Read expert bios below and listen to our audio interview.


Dr. Iain Douglas-Hamilton
One of the world's foremost authorities on the African elephant, Iain Douglas-Hamilton at age 23 pioneered the first in-depth scientific study of elephant social behavior in Tanzania's Lake Manyara National Park, for which he received a doctorate in zoology from Oxford University. During the 1970s he investigated the status of elephants throughout Africa and was the first to alert the world to the ivory poaching holocaust. Dr. Iain Douglas-Hamilton and his wife Oria have co-authored two award-winning books, Among the Elephants and Battle for the Elephants, and have made numerous television films.

In 1993 he founded the charity Save the Elephants. It aims to secure a future for elephants; to sustain the beauty and ecological integrity of the places where they live; to promote man's delight in their intelligence and the diversity of their world; and to develop a tolerant relationship between man and elephant.

Anne Orlando
As a doctoral student at the University of California, Davis, Anne Orlando, embarked upon the arduous research for her thesis on the behavioral ecology of the "Elephants of Timbuktu," with her first trip to Mali in 1998. In February 2000, she returned to place tracking collars on nine of the desert elephants. Her early research has not only been featured for Animal Planet's The Lost Elephants of Timbuktu, but also in numerous scientific journals.
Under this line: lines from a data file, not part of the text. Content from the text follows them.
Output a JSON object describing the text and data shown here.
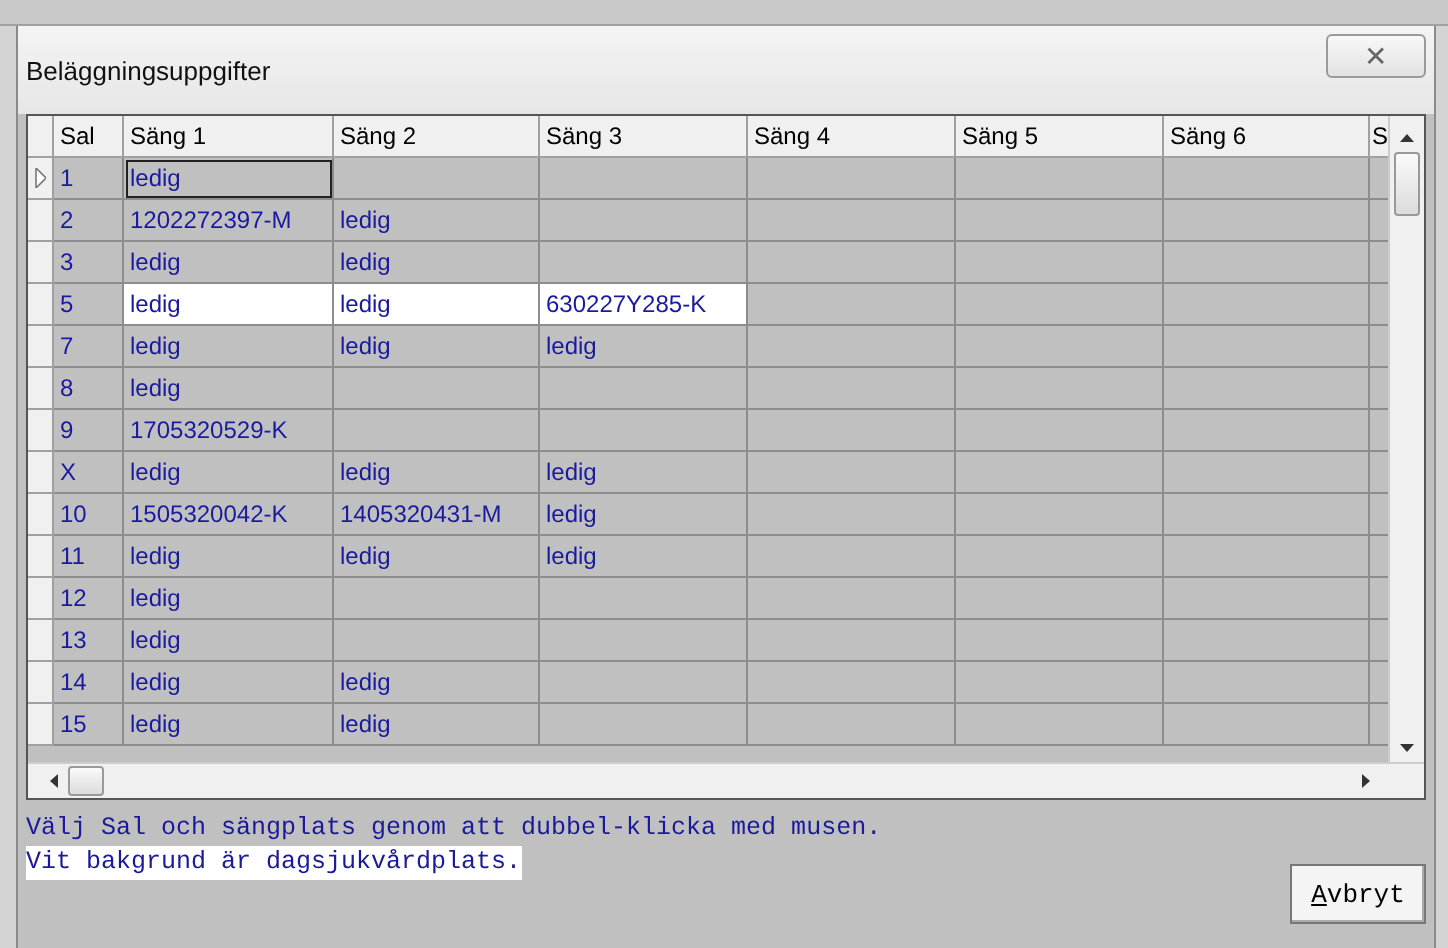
{
  "window": {
    "title": "Beläggningsuppgifter",
    "close": "✕"
  },
  "table": {
    "columns": [
      "Sal",
      "Säng 1",
      "Säng 2",
      "Säng 3",
      "Säng 4",
      "Säng 5",
      "Säng 6",
      "S"
    ],
    "rows": [
      {
        "selected": true,
        "white": false,
        "cells": [
          "1",
          "ledig"
        ]
      },
      {
        "selected": false,
        "white": false,
        "cells": [
          "2",
          "1202272397-M",
          "ledig"
        ]
      },
      {
        "selected": false,
        "white": false,
        "cells": [
          "3",
          "ledig",
          "ledig"
        ]
      },
      {
        "selected": false,
        "white": true,
        "cells": [
          "5",
          "ledig",
          "ledig",
          "630227Y285-K"
        ]
      },
      {
        "selected": false,
        "white": false,
        "cells": [
          "7",
          "ledig",
          "ledig",
          "ledig"
        ]
      },
      {
        "selected": false,
        "white": false,
        "cells": [
          "8",
          "ledig"
        ]
      },
      {
        "selected": false,
        "white": false,
        "cells": [
          "9",
          "1705320529-K"
        ]
      },
      {
        "selected": false,
        "white": false,
        "cells": [
          "X",
          "ledig",
          "ledig",
          "ledig"
        ]
      },
      {
        "selected": false,
        "white": false,
        "cells": [
          "10",
          "1505320042-K",
          "1405320431-M",
          "ledig"
        ]
      },
      {
        "selected": false,
        "white": false,
        "cells": [
          "11",
          "ledig",
          "ledig",
          "ledig"
        ]
      },
      {
        "selected": false,
        "white": false,
        "cells": [
          "12",
          "ledig"
        ]
      },
      {
        "selected": false,
        "white": false,
        "cells": [
          "13",
          "ledig"
        ]
      },
      {
        "selected": false,
        "white": false,
        "cells": [
          "14",
          "ledig",
          "ledig"
        ]
      },
      {
        "selected": false,
        "white": false,
        "cells": [
          "15",
          "ledig",
          "ledig"
        ]
      }
    ]
  },
  "hints": [
    {
      "text": "Välj Sal och sängplats genom att dubbel-klicka med musen.",
      "white": false
    },
    {
      "text": "Vit bakgrund är dagsjukvårdplats.",
      "white": true
    }
  ],
  "buttons": [
    {
      "label": "Avbryt",
      "underline_first": true
    }
  ]
}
Orlando earned her B.S. in wildlife biology at the University of Montana. In addition to research on elephants she has worked on field studies with grizzly bears, grey wolves, lowland gorillas, arroyo toads, burrowing owls and other animal species, large and small. Her studies have taken her to research the habits of animals in North America, Latin America, Siberia, and throughout subSaharan Africa.